Algeriecultures.com est un projet que nous portons depuis au moins deux ans. Nous avons constaté que la culture est le parent pauvre des médias en Algérie, y compris les médias publics qui n’y ont recours que comme alibi conjoncturel et le font souvent mal puisque le parti pris politique dans le choix des invités et des couvertures est flagrant.

Le journalisme culturel n’a jamais été institutionnalisé chez nous et, n’était l’effort louable que de quelques journaux privés, il ne serait pas faux de parler de désert. La preuve la plus irréfutable de ce désastre est qu’il n’existe aucun artiste ou écrivain algérien qui doit sa notoriété à l’Algérie. C’est toujours à partir de l’étranger que nos artistes et nos écrivains «se fabriquent».

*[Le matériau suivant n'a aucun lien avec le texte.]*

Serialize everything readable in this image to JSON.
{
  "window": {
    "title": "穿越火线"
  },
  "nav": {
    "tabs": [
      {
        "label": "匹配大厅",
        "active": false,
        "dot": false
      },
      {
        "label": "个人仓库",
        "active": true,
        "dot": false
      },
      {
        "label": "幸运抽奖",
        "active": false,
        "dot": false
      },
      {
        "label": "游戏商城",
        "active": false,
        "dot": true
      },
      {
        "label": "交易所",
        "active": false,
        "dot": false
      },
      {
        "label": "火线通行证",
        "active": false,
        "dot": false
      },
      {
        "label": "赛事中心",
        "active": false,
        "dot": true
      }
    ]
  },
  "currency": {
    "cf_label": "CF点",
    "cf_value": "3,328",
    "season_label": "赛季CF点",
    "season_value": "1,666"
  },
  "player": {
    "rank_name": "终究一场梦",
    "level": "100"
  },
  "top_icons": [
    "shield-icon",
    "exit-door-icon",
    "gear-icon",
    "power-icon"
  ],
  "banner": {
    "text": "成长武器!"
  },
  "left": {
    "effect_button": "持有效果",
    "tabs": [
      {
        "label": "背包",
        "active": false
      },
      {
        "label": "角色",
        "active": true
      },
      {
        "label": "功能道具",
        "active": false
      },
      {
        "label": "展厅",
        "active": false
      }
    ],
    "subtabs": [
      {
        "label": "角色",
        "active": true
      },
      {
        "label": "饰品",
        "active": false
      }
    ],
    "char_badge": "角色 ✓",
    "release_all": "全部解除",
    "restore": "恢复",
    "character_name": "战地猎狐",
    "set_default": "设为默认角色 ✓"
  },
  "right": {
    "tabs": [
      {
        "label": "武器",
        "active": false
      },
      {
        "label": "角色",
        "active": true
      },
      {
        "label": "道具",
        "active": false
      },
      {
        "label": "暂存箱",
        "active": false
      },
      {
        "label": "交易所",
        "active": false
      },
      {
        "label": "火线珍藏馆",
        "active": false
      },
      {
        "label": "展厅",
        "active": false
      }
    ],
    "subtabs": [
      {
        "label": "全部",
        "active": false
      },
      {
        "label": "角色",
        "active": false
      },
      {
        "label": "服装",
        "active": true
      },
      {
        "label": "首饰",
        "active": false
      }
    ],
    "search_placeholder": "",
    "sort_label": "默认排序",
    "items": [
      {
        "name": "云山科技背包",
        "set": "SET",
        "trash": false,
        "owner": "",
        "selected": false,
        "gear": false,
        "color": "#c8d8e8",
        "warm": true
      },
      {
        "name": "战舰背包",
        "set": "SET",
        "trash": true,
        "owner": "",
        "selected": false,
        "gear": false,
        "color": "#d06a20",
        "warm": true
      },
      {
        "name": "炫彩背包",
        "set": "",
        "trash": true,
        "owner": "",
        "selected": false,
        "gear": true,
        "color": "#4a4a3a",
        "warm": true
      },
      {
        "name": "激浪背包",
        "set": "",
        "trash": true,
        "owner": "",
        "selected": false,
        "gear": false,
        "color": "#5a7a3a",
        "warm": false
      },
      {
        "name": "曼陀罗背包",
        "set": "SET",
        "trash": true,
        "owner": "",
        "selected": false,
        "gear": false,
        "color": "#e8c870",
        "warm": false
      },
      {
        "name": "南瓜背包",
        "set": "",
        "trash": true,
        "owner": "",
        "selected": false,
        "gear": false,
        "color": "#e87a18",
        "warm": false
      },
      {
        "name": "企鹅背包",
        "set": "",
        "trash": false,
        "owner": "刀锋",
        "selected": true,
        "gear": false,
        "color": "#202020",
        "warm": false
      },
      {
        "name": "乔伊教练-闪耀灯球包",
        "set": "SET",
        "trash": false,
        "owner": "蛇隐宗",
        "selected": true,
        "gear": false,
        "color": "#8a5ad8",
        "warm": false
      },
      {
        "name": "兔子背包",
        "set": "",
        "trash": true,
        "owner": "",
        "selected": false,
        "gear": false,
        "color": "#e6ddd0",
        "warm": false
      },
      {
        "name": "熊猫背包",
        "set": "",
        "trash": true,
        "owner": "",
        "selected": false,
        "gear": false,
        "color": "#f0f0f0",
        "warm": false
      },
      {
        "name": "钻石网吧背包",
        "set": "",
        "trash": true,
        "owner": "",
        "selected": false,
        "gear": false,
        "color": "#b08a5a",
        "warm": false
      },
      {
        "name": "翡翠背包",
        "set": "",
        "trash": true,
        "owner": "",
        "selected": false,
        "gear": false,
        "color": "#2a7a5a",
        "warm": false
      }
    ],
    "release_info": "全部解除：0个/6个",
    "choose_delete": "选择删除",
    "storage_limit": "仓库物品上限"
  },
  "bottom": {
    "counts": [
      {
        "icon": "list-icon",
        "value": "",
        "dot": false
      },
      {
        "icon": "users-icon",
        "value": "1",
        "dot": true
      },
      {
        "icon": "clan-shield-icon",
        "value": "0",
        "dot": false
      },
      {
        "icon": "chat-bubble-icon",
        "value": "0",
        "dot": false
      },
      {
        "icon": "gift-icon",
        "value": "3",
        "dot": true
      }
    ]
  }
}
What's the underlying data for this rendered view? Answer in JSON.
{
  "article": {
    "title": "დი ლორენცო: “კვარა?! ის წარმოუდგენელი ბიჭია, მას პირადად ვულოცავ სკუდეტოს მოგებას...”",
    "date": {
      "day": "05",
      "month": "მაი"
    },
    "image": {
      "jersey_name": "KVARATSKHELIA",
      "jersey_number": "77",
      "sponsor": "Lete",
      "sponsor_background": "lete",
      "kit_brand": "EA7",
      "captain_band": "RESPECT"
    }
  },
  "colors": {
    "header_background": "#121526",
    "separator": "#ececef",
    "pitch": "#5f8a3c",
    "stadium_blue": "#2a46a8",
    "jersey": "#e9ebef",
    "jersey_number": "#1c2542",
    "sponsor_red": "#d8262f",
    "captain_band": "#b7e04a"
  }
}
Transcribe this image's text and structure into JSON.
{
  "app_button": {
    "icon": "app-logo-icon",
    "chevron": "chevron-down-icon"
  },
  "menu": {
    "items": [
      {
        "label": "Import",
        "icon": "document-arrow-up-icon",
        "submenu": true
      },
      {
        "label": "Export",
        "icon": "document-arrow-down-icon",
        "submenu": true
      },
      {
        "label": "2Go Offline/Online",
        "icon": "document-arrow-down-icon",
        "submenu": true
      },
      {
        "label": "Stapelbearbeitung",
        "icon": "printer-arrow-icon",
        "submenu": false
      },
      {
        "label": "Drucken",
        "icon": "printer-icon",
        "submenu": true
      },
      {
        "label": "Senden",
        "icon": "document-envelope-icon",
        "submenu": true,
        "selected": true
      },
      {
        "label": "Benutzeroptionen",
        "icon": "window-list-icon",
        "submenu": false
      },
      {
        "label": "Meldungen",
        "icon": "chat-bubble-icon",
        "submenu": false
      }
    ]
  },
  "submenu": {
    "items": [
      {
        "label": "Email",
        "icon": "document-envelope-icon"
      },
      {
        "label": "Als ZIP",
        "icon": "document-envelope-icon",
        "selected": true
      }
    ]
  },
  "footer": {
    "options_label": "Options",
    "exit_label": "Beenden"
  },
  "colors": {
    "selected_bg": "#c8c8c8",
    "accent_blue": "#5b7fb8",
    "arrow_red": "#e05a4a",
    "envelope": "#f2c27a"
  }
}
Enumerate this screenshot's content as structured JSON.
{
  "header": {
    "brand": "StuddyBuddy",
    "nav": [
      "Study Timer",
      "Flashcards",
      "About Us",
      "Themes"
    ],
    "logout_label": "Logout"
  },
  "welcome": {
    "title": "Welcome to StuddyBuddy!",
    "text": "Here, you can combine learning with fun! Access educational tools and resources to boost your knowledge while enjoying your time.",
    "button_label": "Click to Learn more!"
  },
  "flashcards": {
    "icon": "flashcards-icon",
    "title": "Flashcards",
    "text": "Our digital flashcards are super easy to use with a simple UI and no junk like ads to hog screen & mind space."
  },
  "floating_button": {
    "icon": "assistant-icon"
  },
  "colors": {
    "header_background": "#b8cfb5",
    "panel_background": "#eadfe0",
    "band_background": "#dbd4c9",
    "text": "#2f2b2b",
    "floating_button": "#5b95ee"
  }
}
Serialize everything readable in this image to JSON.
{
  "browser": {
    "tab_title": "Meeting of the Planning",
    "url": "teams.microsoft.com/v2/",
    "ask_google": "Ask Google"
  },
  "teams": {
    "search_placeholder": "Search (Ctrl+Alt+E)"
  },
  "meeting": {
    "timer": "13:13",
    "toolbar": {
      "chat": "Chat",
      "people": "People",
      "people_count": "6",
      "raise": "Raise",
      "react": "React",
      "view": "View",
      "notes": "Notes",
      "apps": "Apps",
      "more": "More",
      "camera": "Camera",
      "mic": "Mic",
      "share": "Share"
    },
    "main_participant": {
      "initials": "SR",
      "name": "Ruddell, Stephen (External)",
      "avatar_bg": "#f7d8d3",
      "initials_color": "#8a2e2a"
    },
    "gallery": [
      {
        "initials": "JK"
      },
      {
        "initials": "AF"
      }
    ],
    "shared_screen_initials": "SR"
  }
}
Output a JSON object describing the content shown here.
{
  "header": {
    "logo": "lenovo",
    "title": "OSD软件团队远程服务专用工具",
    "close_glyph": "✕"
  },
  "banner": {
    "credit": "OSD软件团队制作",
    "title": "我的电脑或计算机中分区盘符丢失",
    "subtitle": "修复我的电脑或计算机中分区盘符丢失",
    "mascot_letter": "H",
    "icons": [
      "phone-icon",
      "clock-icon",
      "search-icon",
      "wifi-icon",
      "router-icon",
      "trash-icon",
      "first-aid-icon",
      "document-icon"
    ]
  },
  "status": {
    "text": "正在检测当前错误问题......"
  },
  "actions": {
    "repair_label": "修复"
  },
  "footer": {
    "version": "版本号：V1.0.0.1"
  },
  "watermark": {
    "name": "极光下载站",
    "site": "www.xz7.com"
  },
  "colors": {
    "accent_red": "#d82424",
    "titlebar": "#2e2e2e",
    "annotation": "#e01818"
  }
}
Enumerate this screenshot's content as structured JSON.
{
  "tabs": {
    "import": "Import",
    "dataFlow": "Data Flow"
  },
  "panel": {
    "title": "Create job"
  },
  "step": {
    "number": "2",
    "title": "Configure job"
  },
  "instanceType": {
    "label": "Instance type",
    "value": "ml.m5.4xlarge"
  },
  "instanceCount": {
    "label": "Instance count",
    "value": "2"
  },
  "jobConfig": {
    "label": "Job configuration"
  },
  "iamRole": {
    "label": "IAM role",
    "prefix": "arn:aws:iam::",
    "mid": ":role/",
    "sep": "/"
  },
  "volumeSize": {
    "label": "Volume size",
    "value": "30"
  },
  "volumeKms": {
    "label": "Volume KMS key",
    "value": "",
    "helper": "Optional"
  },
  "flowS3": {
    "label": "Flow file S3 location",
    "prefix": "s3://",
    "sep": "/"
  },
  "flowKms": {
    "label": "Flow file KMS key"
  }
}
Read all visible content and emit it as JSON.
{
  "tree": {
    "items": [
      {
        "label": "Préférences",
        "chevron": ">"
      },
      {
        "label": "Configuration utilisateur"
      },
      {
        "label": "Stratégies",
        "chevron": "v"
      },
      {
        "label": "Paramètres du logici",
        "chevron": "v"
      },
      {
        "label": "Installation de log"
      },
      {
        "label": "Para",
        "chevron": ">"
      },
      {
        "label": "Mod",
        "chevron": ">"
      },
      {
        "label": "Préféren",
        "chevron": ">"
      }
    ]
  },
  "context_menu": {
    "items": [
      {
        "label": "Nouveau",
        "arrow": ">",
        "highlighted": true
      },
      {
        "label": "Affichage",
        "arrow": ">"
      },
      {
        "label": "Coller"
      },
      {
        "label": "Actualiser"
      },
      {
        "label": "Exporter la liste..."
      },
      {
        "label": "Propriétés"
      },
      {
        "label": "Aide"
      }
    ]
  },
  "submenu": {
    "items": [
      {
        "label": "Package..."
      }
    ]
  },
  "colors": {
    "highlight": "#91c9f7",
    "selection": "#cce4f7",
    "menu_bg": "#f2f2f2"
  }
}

Métis Média, l’entreprise qui gère les éditions Frantz Fanon, a donc lancé ce magazine, que nous essayerons de développer petit à petit, pour accompagner les acteurs culturels par l’information, l’analyse et la critique dans leurs parcours respectifs et leur donner, dans les limites de la place que nous aurons à occuper dans le champ médiatique algérien, une visibilité.

Ceci dit, je pense qu’il est important que les grands médias algériens accordent davantage de place à la culture, dans toutes ses expressions, et que des médias spécialisés, notamment publics ou à capitaux mixtes, se mettent en place. La culture n’est pas un luxe dont on peut faire l’économie ; c’est notre unique arme contre la barbarie qui menace le monde.